Элеонор бросила на нее взгляд.

— Ты шельмец! — воскликнула она наконец, целуя его в щеку. — Нам уже давно нужно оживление в этом доме. Тебе потребовалось много времени, чтобы найти нас?

Рори улыбнулся ей:

— Я был занят, тетушка, разными делами.

— И я боюсь спрашивать, что это могут быть за дела. Надеюсь, ты говоришь о бизнесе?

— Конечно, — рассмеялся он.

Он подмигнул Лизи, и она поняла, что он имеет в виду страстную любовную интрижку.

Элеонор обняла его и повела в гостиную.

— Девочки ждут своих родителей, и это будет праздничный ужин.

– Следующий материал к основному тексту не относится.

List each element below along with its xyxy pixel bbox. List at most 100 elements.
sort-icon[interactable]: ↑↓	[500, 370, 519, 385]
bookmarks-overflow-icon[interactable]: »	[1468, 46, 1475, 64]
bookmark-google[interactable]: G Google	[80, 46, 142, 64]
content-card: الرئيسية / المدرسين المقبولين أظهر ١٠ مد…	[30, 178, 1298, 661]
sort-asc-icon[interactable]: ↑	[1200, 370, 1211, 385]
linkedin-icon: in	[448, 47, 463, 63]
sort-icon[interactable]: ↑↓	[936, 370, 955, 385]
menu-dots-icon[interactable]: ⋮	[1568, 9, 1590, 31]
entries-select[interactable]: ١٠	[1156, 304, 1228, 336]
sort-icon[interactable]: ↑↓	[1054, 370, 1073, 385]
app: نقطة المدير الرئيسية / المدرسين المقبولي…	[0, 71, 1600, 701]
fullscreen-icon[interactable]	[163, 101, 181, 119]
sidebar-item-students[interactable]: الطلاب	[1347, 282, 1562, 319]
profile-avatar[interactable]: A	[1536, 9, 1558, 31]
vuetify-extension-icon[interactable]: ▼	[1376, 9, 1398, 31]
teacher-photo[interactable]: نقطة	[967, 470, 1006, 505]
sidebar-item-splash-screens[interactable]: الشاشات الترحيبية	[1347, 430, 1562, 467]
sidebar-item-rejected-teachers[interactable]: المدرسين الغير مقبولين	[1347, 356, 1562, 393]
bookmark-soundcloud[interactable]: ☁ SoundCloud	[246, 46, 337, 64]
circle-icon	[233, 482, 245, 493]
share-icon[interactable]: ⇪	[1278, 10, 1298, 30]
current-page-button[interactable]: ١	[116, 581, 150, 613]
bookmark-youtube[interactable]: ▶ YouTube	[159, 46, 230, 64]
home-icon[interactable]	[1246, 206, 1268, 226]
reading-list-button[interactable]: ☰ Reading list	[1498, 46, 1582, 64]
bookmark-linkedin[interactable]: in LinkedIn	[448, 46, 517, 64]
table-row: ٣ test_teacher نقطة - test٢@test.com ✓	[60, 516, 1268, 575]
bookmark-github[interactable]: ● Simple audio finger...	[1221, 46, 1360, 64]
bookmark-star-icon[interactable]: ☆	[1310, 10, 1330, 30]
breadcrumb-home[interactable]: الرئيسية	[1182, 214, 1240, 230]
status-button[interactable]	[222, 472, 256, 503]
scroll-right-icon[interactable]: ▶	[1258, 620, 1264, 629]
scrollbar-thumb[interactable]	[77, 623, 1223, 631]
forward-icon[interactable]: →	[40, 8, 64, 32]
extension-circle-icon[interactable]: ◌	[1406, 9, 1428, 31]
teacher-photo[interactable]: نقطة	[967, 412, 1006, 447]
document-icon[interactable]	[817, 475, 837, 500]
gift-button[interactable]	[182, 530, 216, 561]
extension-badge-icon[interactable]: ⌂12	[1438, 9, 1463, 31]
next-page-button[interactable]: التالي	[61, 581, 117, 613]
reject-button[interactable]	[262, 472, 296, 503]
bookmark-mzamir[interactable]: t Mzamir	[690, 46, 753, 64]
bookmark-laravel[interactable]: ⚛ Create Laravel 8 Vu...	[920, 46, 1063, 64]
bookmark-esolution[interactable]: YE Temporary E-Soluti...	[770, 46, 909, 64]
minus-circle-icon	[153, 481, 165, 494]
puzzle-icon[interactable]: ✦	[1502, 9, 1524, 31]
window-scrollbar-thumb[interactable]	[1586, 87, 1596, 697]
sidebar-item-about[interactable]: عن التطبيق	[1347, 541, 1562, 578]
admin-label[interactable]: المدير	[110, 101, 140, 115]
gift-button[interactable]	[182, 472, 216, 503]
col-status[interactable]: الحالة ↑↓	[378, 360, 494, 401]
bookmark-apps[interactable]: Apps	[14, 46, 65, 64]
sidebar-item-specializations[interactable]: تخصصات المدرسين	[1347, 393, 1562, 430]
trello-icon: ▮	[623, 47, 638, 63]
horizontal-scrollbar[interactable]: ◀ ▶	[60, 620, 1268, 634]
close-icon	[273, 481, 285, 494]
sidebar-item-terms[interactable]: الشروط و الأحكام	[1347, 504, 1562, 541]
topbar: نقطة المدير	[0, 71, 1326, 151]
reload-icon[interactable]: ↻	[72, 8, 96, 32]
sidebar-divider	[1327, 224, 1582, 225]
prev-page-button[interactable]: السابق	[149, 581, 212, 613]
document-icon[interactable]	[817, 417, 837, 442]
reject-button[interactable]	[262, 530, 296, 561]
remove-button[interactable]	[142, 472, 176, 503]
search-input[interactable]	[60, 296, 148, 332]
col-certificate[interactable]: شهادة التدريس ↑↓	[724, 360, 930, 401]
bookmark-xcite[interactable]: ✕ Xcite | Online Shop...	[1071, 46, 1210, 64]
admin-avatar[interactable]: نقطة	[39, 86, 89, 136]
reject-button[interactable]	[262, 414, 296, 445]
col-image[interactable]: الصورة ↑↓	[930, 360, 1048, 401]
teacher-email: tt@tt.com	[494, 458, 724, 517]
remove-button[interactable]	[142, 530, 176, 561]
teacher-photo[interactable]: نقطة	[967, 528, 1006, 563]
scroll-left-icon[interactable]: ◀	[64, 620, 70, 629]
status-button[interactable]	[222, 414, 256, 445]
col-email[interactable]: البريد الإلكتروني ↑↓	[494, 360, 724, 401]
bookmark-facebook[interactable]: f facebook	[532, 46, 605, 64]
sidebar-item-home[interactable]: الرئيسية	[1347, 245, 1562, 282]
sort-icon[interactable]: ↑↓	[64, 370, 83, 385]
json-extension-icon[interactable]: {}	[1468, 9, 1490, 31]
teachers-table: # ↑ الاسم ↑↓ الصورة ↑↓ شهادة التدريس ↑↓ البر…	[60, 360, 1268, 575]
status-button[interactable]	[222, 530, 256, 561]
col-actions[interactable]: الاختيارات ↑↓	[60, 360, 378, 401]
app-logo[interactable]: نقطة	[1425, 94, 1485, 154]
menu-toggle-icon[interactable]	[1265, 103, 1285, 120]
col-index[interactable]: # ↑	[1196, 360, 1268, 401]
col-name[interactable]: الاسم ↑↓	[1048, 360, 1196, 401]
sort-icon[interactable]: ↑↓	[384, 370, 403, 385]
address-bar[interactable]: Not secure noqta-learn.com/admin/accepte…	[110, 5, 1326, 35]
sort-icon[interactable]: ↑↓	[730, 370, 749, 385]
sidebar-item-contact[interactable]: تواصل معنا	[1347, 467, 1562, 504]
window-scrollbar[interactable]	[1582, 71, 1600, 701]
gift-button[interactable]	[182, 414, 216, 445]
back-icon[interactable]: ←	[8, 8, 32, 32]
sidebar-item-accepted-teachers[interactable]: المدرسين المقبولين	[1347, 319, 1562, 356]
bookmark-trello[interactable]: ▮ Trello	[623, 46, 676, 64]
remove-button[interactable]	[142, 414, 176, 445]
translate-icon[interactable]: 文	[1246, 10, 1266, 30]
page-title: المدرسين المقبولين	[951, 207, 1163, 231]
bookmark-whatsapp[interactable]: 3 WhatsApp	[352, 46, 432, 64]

Ты останешься.

Это был не вопрос.

Он тихо рассмеялся, пробормотав:

— Я тоже скучал по вас, тетушка.

За его спиной Джорджи с волнением посмотрела на Лизи. Когда парочка вошла в гостиную, она приблизилась к ней.

— Зачем ты пригласила его остаться на ужин? — приглушенным голосом воскликнула Джорджи. Она казалась в смятении. — Я отвратительно выгляжу!

Лизи улыбнулась ей:

— Ты переоденешься до ужина. Неужели ты не можешь попробовать насладиться его компанией? У нас не было интересных гостей со дня нашего приезда — друзья Элеонор старые и скучные! Он наш кузен и мой друг.

Джорджи схватила ее за руку:

— Ты разве не помнишь последний раз, когда мы его видели? Он был в бешенстве от нас обеих!

— Рори точно не в бешенстве от нас сейчас.

Джорджи обхватила себя руками:

— Он постоянно флиртует! Я не могу наслаждаться его компанией, так как знаю, что он наглец!

Лизи было весело.

— Ты совсем не знаешь его. Он не наглец. Его больше интересует политика, чем женщины. Знаешь, у вас есть что-то общее…

— У нас нет ничего общего! — пылко воскликнула Джорджи, еще сильнее краснея. — Совсем ничего — я в этом уверена!

— Хм-м-м. Джорджи, давай на минуту будем откровенными. Он красивый, очаровательный и к тому же холостяк, — напомнила Лизи на тот случай, если ее сестра не заметила эти качества.